Zhang, honorary president of Tianjin University of Traditional Chinese Medicine, is a deputy to the 14th National People's Congress, the country's top legislature, which is meeting in Beijing this week.
He told a meeting of fellow legislators in the Tianjin delegation that the laboratory where he works has stored more than 60,000 active ingredient samples of TCM extracts on campus, making it the world's largest such bank and a boon to research.
His team has leveraged big data and other advanced manufacturing technologies to make TCM more effective and uncover how it works in people's bodies.
"Age-old things do not necessarily symbolize backwardness," said Zhang, also an academician at the Chinese Academy of Engineering and honorary president of the China Academy of Chinese Medical Sciences.
"However, the restraint of old-fashioned medicine-making methods must be broken if TCM wants to excel."
Zhang said his team, a front-runner in digitalizing TCM production, has rolled out several intelligent TCM production lines that have revolutionized the TCM industry.
"We've also created a school on campus focusing on TCM pharmaceutical engineering, and have trained thousands of TCM engineers," he said.
Citing official figures, Zhang said the emerging health service industry in China was worth 8 trillion yuan ($1.1 trillion) in 2020, including 3 trillion yuan worth of TCM-related services.

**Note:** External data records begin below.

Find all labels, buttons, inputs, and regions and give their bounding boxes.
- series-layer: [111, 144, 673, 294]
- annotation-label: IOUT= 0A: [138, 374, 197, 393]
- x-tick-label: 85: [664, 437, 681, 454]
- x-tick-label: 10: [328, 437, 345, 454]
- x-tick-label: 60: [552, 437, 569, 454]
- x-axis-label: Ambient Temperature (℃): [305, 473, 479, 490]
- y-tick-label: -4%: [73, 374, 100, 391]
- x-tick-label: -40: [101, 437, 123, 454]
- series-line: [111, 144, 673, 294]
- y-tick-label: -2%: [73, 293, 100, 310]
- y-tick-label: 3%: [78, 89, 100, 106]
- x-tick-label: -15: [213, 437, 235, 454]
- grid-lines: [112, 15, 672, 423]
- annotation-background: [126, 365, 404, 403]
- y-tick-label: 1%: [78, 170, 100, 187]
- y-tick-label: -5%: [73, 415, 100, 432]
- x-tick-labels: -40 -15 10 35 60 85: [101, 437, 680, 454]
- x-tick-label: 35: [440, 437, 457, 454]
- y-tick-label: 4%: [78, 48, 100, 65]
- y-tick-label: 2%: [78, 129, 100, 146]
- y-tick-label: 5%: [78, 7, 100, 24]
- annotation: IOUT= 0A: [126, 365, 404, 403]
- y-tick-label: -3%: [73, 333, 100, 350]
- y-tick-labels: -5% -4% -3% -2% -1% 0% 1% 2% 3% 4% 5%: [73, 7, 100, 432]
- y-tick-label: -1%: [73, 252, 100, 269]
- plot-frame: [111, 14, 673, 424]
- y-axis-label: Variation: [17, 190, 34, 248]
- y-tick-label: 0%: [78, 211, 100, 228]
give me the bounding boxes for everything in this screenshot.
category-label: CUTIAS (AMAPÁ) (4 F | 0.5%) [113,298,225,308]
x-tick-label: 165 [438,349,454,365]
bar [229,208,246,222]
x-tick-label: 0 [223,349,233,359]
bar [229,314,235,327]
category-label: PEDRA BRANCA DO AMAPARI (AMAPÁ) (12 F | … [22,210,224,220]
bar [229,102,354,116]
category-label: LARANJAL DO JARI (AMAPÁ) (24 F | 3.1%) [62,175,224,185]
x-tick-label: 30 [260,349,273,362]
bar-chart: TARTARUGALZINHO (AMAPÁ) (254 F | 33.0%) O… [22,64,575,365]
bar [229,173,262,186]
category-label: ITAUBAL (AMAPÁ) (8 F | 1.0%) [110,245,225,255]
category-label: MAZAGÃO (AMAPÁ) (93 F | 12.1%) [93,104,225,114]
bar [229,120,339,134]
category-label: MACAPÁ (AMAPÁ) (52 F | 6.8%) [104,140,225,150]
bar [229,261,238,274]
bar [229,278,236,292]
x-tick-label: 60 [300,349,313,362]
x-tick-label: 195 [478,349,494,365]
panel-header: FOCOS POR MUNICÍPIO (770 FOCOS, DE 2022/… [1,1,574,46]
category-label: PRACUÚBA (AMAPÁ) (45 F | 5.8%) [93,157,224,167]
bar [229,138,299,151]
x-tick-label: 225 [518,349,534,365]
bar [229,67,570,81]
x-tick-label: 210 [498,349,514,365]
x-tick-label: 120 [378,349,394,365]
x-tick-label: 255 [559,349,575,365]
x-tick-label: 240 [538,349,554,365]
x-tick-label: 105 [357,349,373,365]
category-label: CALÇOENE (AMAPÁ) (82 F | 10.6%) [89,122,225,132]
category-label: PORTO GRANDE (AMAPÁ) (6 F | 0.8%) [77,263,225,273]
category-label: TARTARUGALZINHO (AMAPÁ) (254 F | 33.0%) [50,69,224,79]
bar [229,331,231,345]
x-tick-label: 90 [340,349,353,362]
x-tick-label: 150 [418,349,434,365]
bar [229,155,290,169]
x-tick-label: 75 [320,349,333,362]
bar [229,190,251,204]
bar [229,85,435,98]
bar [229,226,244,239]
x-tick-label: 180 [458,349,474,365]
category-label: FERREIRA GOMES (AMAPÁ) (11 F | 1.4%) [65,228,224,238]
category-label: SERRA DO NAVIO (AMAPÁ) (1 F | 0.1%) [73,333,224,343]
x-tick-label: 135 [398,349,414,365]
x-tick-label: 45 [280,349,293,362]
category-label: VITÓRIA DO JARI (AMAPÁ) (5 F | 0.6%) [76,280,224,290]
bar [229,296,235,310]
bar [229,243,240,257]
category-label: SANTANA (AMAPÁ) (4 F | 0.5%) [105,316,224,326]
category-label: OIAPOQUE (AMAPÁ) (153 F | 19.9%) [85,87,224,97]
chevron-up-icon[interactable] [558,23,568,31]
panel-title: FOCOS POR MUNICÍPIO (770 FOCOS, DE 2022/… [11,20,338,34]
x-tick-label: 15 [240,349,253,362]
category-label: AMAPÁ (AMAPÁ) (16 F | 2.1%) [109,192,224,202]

"China has two sets of medical sciences to help safeguard people's health, and the two have their own respective advantages," he said.
"They are highly complementary and cannot replace each other."
Central authorities issued a guideline in 2016 on promoting public health, which said that by 2030, TCM shall work in synergy with Western medicine in treating major diseases, and play a central role in patients' recovery.
Zhang said his team has helped bring TCM to the world by collaborating with pharmaceutical companies and has registered TCM products as prescription drugs, healthcare products or food additives in 16 countries and regions, including the United States, the European Union, Canada and Australia.
Speaking at the meeting, Chen Min'er, a member of the Political Bureau of the Communist Party of China Central Committee and Party chief of Tianjin, said that innovation is crucial if ancient therapies are to continue serving contemporary Chinese people.
He drew parallels between TCM and other legacy industries such as steel, electric power and fossil fuels. "For such sectors to become more productive, innovation is indispensable," he said.